Editorial: Courtesy, professionalism and respect

Posted

Issue of September 19, 2009/ 29 Elul 5769

Remember the Iraqi guy who threw his shoes at President Bush? Muntadhar Al-Zaidi got out of jail Tuesday after serving time for “assaulting a foreign head of state on an official visit to Iraq.”

The 30-year-old television journalist was unapologetic, according to CNN. He was draped in an Iraqi flag as he told fellow reporters, “I got my chance and I didn't miss it.” He made no claim to heroism, calling himself “a person with a stance. I saw my country burning.”

Throwing shoes and calling someone a dog are two of the worst insults in Islamic culture, and Al-Zaidi did both, during a news conference that then-President Bush held during a surprise visit to Iraq. Mr. Bush was unhurt and laughed off the barefooted assault.

Al-Zaidi had just one apology, to fellow journalists who felt that he had acted unprofessionally.

“Professionalism does not preclude nationalism,” he said in his own defense.

He makes a good point, one that may ring in a familiar way to journalists who cover their own, Jewish community.
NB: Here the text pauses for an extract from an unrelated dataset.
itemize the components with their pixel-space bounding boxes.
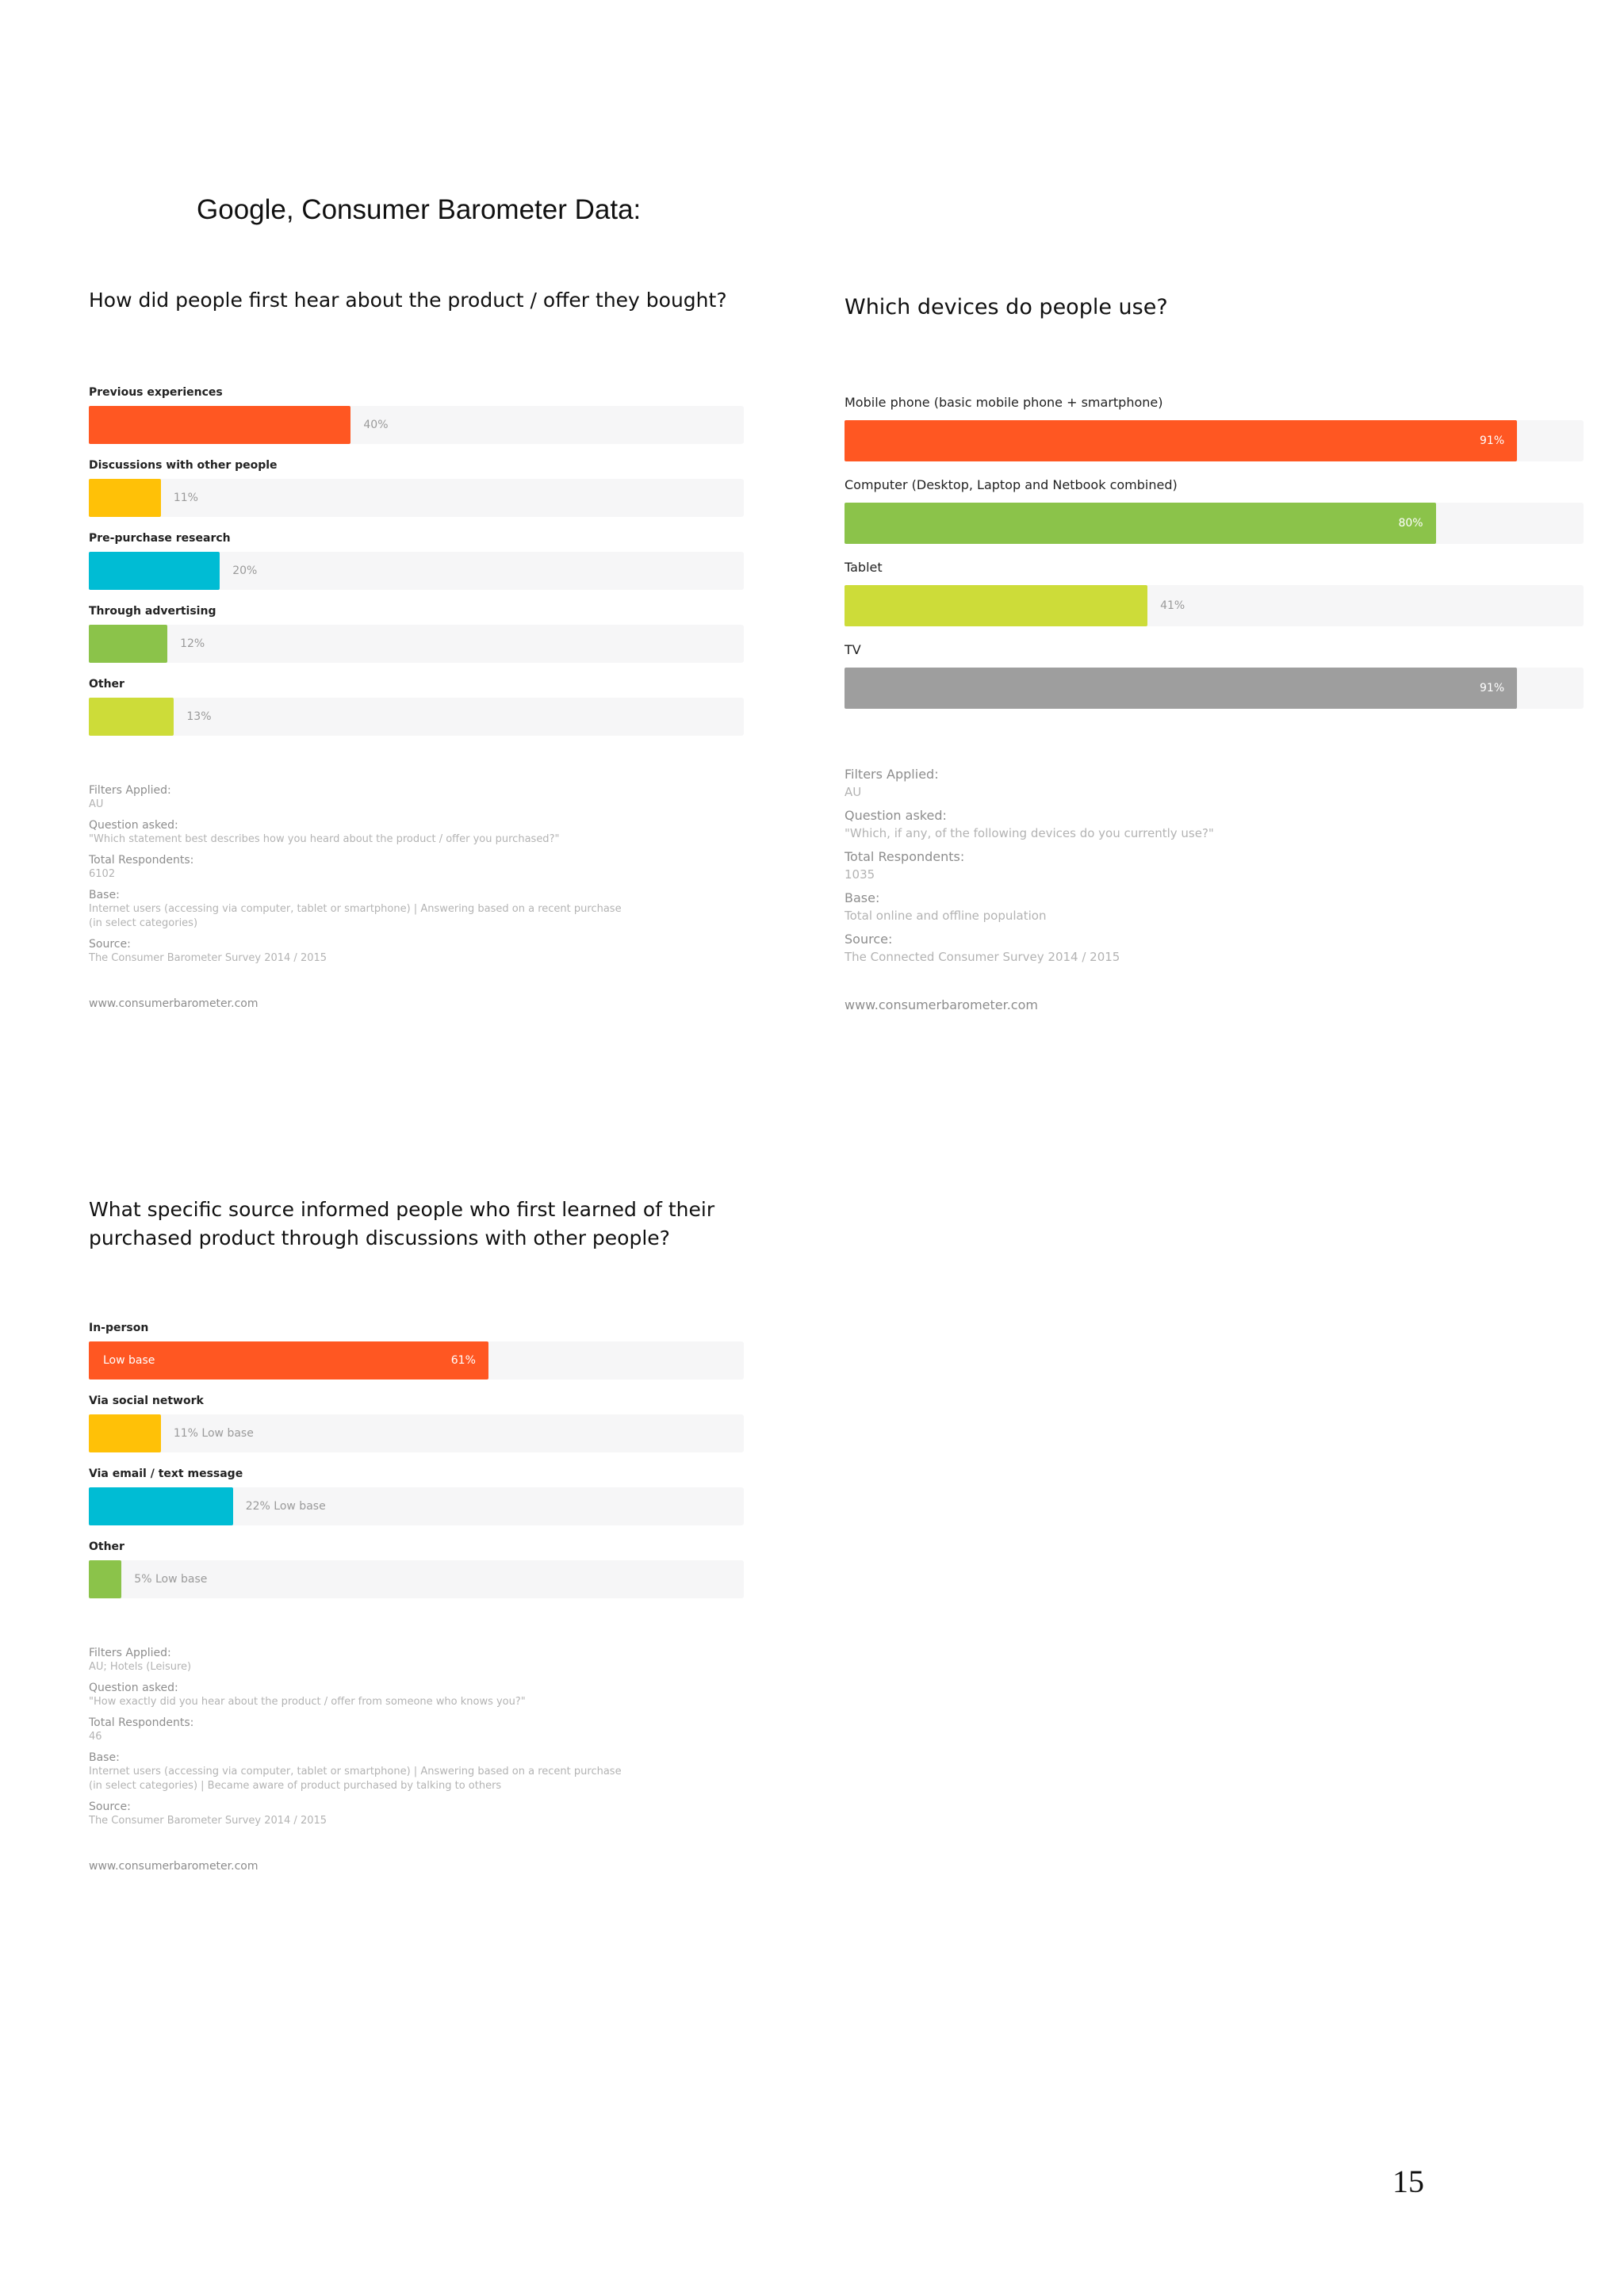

Professionalism does not preclude nationalism, true, nor patriotism, or sensitivity to communal concerns, or to Halachic concerns, for that matter, say about Lashon Horah, or even pikuach nefesh (saving a life), which crops up from time to time in this business.

So we can see Al-Zaidi's point of view, after a fashion.

Compare and contrast Al-Zaidi's public outburst with the exclamation, “You lie!” directed at President Obama last week by Congressman Joe Wilson, a Republican from South Carolina, as the President addressed a televised joint session of Congress about his largely unpopular health care reform proposal.

Wilson will not go to jail, obviously, not should he; the worst official action will be the  House resolution critical of his discourtesy.

In fact, while many people are bothered by what Wilson did, many others are not only undisturbed by his uncouth display, but applauded it, or so says Wilson's re-election campaign bank account, which apparently has swelled by millions of dollars since his tantrum on Sept. 9.

If Wilson feels strongly about the proposed changes to our health care system, he's entitled to say so, but that doesn't make his outburst appropriate or right.

Heckling is a common form of dissent but the nasty tone taken by protesters at the recent town hall meetings on health care, and on Wilson's very public heckling of the President, spotlight everything that is wrong about the current political climate, with its extreme partisanship and lack of civility.

The United States Congress is not the British Parliament, and it's not the Knesset, where incivility is a usual state of affairs. A measure of respect for the office of the President of the United States is necessary — no, demanded — and must be maintained, if only as a matter of our collective self-respect.

If anything good can be said about Wilson's tantrum perhaps they are first, that he kept his shoes on, and second, thank goodness he's not Jewish.